It’s often repeated that a microcontroller is nothing more than a computer scaled down to a single chip. That’s certainly true, and these chips have enough power to have been incredibly impressive computers a few decades ago. But they don’t really feel like computers, do they? While they have processors, memory, external interfaces, and everything else needed to meet the formal definition of a computer, the awkward way that we have to interact with them and the lack of an operating system make them seem like anything but a desktop computer.
Roberto Alsina wanted to unlock the potential of microcontrollers to act as a dirt-cheap personal computing platform, so he developed an operating system for ESP32-powered Cheap Yellow Displays (CYDs) called ESP-Osito. It comes loaded with commonly used applications so that you can use it for real work, yet the hardware only costs around $10. ESP-Osito itself is free and open source.

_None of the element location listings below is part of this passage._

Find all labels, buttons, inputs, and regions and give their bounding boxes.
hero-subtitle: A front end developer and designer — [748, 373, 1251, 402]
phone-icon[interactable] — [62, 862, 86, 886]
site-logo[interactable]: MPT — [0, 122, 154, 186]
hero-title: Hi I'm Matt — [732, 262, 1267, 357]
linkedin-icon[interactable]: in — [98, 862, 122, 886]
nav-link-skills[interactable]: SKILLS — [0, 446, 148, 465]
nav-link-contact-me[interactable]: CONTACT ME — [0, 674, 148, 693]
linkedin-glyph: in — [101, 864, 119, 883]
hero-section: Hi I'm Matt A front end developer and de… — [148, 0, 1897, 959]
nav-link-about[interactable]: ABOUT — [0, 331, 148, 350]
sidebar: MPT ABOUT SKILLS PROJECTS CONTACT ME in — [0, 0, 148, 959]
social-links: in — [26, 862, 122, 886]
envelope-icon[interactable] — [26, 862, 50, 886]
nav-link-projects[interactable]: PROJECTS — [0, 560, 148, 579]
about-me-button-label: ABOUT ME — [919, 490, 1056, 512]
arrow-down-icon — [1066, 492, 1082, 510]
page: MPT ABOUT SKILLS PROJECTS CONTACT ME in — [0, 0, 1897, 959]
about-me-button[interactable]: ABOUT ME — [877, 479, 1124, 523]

The e-reader app (📷: Roberto Alsina)
The operating system was designed with simplicity in mind, so you won’t find many advanced features. Apps are dynamically loaded from the SD card and fully replace one another in memory when launched. There is no multitasking layer running in the background, which allows applications to start in milliseconds and restore their previous state almost instantly. This provides a user experience more reminiscent of a PalmPilot than a modern desktop: immediate boot times, instant shutdowns, and virtually no waiting.
ESP-Osito saves checkpoints before closing applications and restores their previous state when they are reopened. The architecture is event-driven, with apps subscribing to a central event queue for touch, keyboard, and system input. Applications are distributed as dynamically loaded libraries, each exposing a small set of functions for initialization, state saving, cleanup, and event handling.
Built-in software includes a markdown ebook reader capable of handling large books, a serial terminal for Linux systems, a fullscreen text editor based on the minimalist Kilo editor, a paint application, a calculator, the Snake game, a clock with NTP synchronization and weather support, and an AI chat client that connects to online language models through OpenRouter APIs.
The text editor (📷: Roberto Alsina)
The interface can be paired with a physical keyboard, turning the tiny display into a pocket-sized workstation. Users can rotate the screen orientation, customize fonts, configure Wi-Fi, and tune power saving behavior through the included settings application.
ESP-Osito is built on Espressif’s ESP-IDF framework and is still in active development. Alsina says support for additional devices, including E Ink hardware and more capable future systems, is planned. Check out the official project page for instructions if you’d like to try it out for yourself.